The tangents of the circumcircle $\Omega$ of the triangle $ABC$ at points $B$ and $C$ intersect at point $P$. The perpendiculars drawn from point $P$ to lines $AB$ and $AC$ intersect at points$ D$ and $E$ respectively. Prove that the altitudes of the triangle $ADE$ intersect at the midpoint of the segment $BC$.
parmenides51 wrote:
The tangents of the circumcircle $\Omega$ of the triangle $ABC$ at points $B$ and $C$ intersect at point $P$. The perpendiculars drawn from point $P$ to lines $AB$ and $AC$ intersect at points$ D$ and $E$ respectively. Prove that the altitudes of the triangle $ADE$ intersect at the midpoint of the segment $BC$.

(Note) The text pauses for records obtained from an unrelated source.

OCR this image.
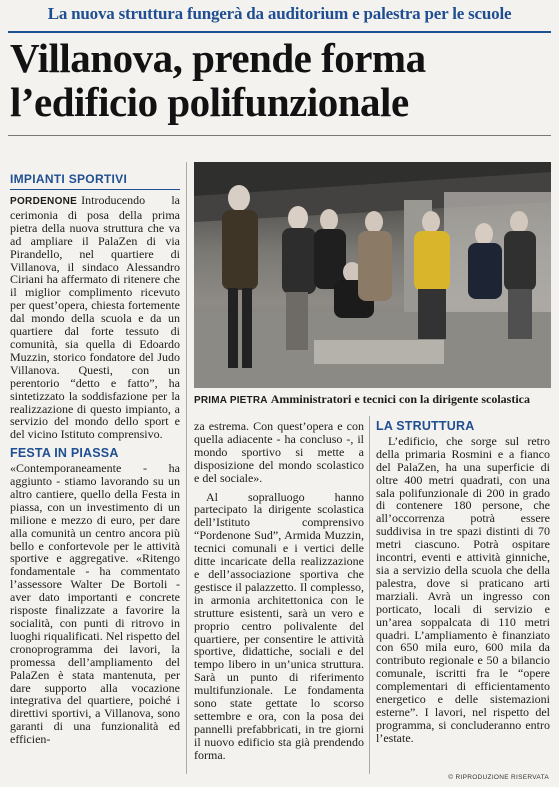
La nuova struttura fungerà da auditorium e palestra per le scuole
Villanova, prende forma
l’edificio polifunzionale
IMPIANTI SPORTIVI

PORDENONE Introducendo la cerimonia di posa della prima pietra della nuova struttura che va ad ampliare il PalaZen di via Pirandello, nel quartiere di Villanova, il sindaco Alessandro Ciriani ha affermato di ritenere che il miglior complimento ricevuto per quest’opera, chiesta fortemente dal mondo della scuola e da un quartiere dal forte tessuto di comunità, sia quella di Edoardo Muzzin, storico fondatore del Judo Villanova. Questi, con un perentorio “detto e fatto”, ha sintetizzato la soddisfazione per la realizzazione di questo impianto, a servizio del mondo dello sport e del vicino Istituto comprensivo.

FESTA IN PIASSA

«Contemporaneamente - ha aggiunto - stiamo lavorando su un altro cantiere, quello della Festa in piassa, con un investimento di un milione e mezzo di euro, per dare alla comunità un centro ancora più bello e confortevole per le attività sportive e aggregative. «Ritengo fondamentale - ha commentato l’assessore Walter De Bortoli - aver dato importanti e concrete risposte finalizzate a favorire la socialità, con punti di ritrovo in luoghi riqualificati. Nel rispetto del cronoprogramma dei lavori, la promessa dell’ampliamento del PalaZen è stata mantenuta, per dare supporto alla vocazione integrativa del quartiere, poiché i direttivi sportivi, a Villanova, sono garanti di una funzionalità ed efficien-

PRIMA PIETRA Amministratori e tecnici con la dirigente scolastica

za estrema. Con quest’opera e con quella adiacente - ha concluso -, il mondo sportivo si mette a disposizione del mondo scolastico e del sociale».

Al sopralluogo hanno partecipato la dirigente scolastica dell’Istituto comprensivo “Pordenone Sud”, Armida Muzzin, tecnici comunali e i vertici delle ditte incaricate della realizzazione e dell’associazione sportiva che gestisce il palazzetto. Il complesso, in armonia architettonica con le strutture esistenti, sarà un vero e proprio centro polivalente del quartiere, per consentire le attività sportive, didattiche, sociali e del tempo libero in un’unica struttura. Sarà un punto di riferimento multifunzionale. Le fondamenta sono state gettate lo scorso settembre e ora, con la posa dei pannelli prefabbricati, in tre giorni il nuovo edificio sta già prendendo forma.

LA STRUTTURA

L’edificio, che sorge sul retro della primaria Rosmini e a fianco del PalaZen, ha una superficie di oltre 400 metri quadrati, con una sala polifunzionale di 200 in grado di contenere 180 persone, che all’occorrenza potrà essere suddivisa in tre spazi distinti di 70 metri ciascuno. Potrà ospitare incontri, eventi e attività ginniche, sia a servizio della scuola che della palestra, dove si praticano arti marziali. Avrà un ingresso con porticato, locali di servizio e un’area soppalcata di 110 metri quadri. L’ampliamento è finanziato con 650 mila euro, 600 mila da contributo regionale e 50 a bilancio comunale, iscritti fra le “opere complementari di efficientamento energetico e delle sistemazioni esterne”. I lavori, nel rispetto del programma, si concluderanno entro l’estate.

© RIPRODUZIONE RISERVATA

Let's draw altitude $DX$ of $ADE$ from $D$ to $AE$. Let $DX$ intersects $BC$ at point $T$, and $ET$ intersects $AB$ at $Y$. it suffices to prove that $EY \perp AB$. Let's say $\angle BAC = \alpha$. since $PB$ is tangent to the circle we get $PBT = PBC = \alpha$. Because of $AXD = 90^o$, we have $\angle CDA = 90^o-\alpha \Longrightarrow \angle PDT = PDX = \alpha$. Since $PBT = \alpha = PDT$ we have $PDBT$ is cyclic. So $\angle PTB = 90^o \Longrightarrow \angle PTC = 90^o \Longrightarrow \angle PTC+ \angle PEC = 180^o \Longrightarrow PTCE$ is cyclic. Since $PC$ is tangent we also have $\angle PCB = \alpha \Longrightarrow \angle PET = \alpha \Longrightarrow \angle AEY = 90^o-\alpha \Longrightarrow \boxed{EY \perp AB}$